With the Port Authority of Allegheny County's scheduled service cuts in September looming, an initiative of the Pittsburgh Community Reinvestment Group, GoBurgh, found the cuts could be costing taxpayers more than was thought.
Chris Sandvig, GoBurgh's Regional Policy Director, said the group anticipates the cuts will cost taxpayers in Allegheny County as well as the surrounding counties hundreds of millions.
"Really that's based upon car ownership of transit riders," Sandvig said.
Sandvig said reports show people who ride public transit in the Pittsburgh area save $9,100 a year, but that data assumes that riders do not own vehicles. The problem, Sandvig said, is that the majority of transit riders in the Pittsburgh region own cars.
"For those people who own cars, it's more like $4,000 to $4,200 annually that people are saving by riding transit," Sandvig said, "so if they can't ride transit naturally that's a cost that they're incurring that they didn't have before."
Sandvig noted that there is a demand for transit, and it's more productive than ever, but, Sandvig said, the cuts will effect everyone's wallet, whether they use public transportation or not.
"Whenever we're considering the fact that we're trying to save $60 million in one place, it will, in fact, cost us hundreds of millions somewhere else," Sandvig said.
GoBurgh looked at additional costs to taxpayers the 35% service reduction would affect, like parking and congestion costs. He added Pittsburgh could not function without public transit, so a funding solution needs to be reached.

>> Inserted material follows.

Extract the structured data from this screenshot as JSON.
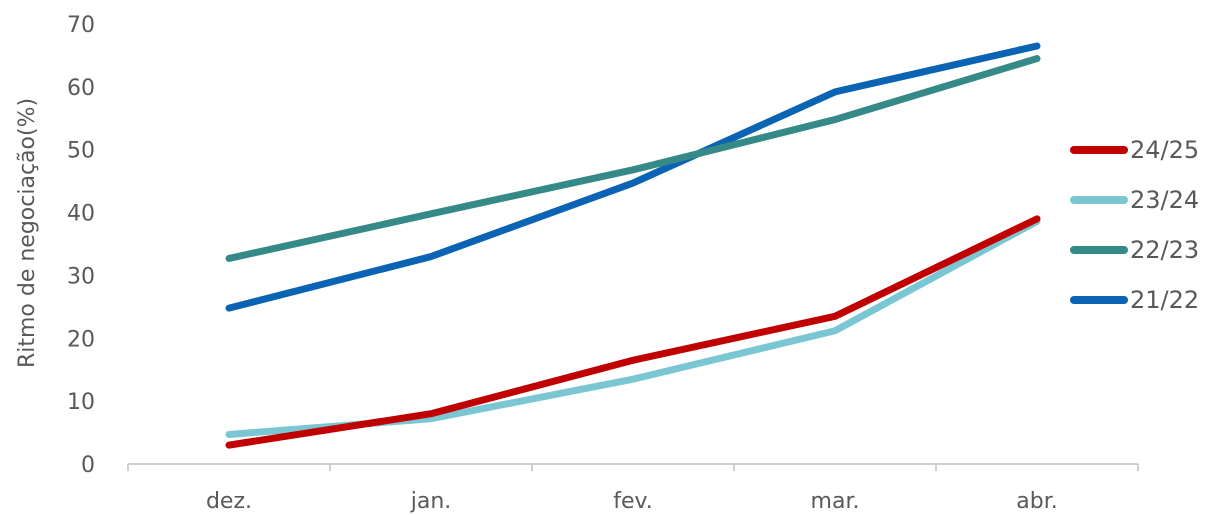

"It's simply a matter of economics," Sandvig said. "You cannot get the number of people in and out of the neighborhoods that you need to get in and out of the neighborhoods for the business districts to work, for the compact housing to be attractive, or really to provide a quality of life that people enjoy, and particularly young professionals and the elderly are looking for more and more in their lives."